Training models from exogenous libraries

Datasets are assembled where each gRNA-target pair is matched with a table of observed edited read counts at each position. Reads with indels are discarded. For an experimental replicate, we dropped datapoints with fewer than 100 reads. Data from multiple experimental replicates are then combined by summing read counts for each observed genotype. Since C to G editing is much more difficult, some positions at some target sites observed 0 edited counts. For the convenience of frequency calculation and subsequent analysis, we applied smoothing by adding one count to every edited outcome.

We use the deep conditional autoregressive model from BE-Hive and our CGBE-SMART model to learn the frequency distribution of base editing outcomes. In the original BE-Hive model, both C and G are considered as substrate nucleotides. Herein, we separate reads into reverse and forward directions and transform all reverse reads into forward formats. In this way, only C is considered as the substrate nucleotide. All other hyperparameters accord with the original paper.

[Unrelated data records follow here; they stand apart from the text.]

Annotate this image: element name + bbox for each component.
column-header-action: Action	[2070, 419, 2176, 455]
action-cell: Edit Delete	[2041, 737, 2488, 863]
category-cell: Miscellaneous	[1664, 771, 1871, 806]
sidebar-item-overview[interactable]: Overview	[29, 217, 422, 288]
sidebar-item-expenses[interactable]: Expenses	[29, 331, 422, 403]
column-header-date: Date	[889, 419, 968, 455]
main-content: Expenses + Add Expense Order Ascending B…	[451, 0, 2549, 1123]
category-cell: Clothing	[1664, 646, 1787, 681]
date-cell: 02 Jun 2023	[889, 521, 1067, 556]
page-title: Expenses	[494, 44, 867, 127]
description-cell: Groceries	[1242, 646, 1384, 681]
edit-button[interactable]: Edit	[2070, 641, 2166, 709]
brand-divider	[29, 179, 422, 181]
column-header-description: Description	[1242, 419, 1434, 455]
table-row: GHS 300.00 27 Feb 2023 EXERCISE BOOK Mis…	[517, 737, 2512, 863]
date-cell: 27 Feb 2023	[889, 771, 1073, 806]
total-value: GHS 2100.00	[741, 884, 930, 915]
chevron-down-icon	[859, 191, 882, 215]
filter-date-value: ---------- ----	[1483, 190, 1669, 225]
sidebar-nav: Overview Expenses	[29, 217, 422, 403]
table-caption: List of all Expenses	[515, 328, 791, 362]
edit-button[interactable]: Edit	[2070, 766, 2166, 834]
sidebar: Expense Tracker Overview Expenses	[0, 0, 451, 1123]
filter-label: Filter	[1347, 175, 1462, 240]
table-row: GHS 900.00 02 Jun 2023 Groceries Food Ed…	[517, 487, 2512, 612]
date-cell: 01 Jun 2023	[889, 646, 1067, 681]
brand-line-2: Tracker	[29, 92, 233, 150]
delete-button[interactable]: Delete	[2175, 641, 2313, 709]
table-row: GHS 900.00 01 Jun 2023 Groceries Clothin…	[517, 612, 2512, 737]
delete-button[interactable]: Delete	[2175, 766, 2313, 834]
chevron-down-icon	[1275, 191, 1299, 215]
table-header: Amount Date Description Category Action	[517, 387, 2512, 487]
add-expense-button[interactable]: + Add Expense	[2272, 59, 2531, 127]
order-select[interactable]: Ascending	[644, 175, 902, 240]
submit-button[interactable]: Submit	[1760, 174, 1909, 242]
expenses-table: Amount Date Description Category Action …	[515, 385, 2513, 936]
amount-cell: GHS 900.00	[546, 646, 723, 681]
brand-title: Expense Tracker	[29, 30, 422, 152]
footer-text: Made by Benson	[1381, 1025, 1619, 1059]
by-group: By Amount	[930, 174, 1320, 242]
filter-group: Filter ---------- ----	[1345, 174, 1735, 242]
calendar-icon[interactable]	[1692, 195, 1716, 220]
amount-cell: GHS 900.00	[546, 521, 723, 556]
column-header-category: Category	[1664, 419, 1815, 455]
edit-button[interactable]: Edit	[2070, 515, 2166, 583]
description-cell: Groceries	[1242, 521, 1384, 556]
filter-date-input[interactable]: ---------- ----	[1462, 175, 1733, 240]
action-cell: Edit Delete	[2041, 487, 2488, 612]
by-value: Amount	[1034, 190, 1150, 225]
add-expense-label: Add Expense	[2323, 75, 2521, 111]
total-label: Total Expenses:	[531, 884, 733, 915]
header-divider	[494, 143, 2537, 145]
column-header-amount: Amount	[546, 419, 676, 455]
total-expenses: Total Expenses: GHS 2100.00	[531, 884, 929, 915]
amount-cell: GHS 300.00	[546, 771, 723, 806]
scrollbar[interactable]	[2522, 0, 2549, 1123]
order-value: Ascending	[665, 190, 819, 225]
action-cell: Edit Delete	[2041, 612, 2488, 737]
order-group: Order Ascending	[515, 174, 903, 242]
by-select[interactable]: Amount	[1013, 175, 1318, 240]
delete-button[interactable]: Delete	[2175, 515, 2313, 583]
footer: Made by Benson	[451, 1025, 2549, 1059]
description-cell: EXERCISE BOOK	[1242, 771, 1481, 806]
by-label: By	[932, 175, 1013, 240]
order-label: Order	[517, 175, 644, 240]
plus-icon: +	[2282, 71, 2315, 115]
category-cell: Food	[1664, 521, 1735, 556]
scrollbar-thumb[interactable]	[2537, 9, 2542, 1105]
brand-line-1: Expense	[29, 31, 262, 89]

Since the proportion of different positions have a big influence on results, splitting the dataset randomly into training and testing sets may not be very appropriate. Herein, we split the dataset into trisection and each time use two for training and one for testing. During training, 10% of the training set is used for validation. At last, the three results are merged to yield the final result. For BE-Hive, we use the default configurations for training. As for benchmarking, we use Pearson correlation and Root Mean Square Error between observed and predicted values for evaluation. The model with the highest performance on the validation set during training process is used in the final benchmarking.

Comparison with BE-Hive and DeepCBE models

We compared the performance of CGBE-SMART with BE-Hive and DeepCBE from previous studies^26,27 using the above exogenous libraries. We applied the default configurations for training BE-Hive and DeepCBE models. As for benchmarking, we use Pearson correlation and root mean square error between observed and predicted values for evaluation. The model with the highest performance on the validation set during training process is used in the final benchmarking.

To further compare the three models, we used CBE datasets from BE-Hive and DeepCBE from previous studies. In total, four datasets are included: HEK293T_12kChar_BE4 (BE4), HEK293T_12kChar_BE4-CP1028 (BE4-CP), and HEK293T_12kChar_BE4max_H47ES48A (BE4-max) are from BE-Hive and HT_CBE_Test from DeepCBE. The four datasets contain 7156, 5925, 1785, and 4459 gRNA-target pairs, respectively. We split the datasets into proportions of 6:1:3 for training, validating and testing. The same splitting is used for the training of all three models. Finally, the efficiency for each position in the editing window is inferred and compared.

Testing models with endogenous data

We use the same model and data processing pipelines on endogenous data as exogenous data. In this section, the model is trained on exogenous data but evaluation is carried out on endogenous data. During the training progress, the dataset is split into a ratio of 4:1 for training and validation. All hyperparameters and training configurations accord with the last section.

The evaluation metrics for testing endogenous data is the average Pearson correlation between observed and predicted frequency of each edited position at the target site. The root mean square error is not applied here due to the heterogeneity of endogenous and exogenous environments. Although a larger absolute error is observed, there is still a strong correlation between predicted and observed values.

Statistical analysis

R version 4.0.1 (http://www.R-project.org/) was used to conduct all the statistical analyses in this work. All tests conducted were two-sided, and the difference was considered significant at P < 0.05. In box-and-whisker plots, the center line indicates the median, the bottom and top lines of the box represent the first quartile and third quartile of the values, respectively. The bottom and top lines represent the minimum and maximum values.

Reporting summary

Further information on research design is available in the Nature Research Reporting Summary linked to this article.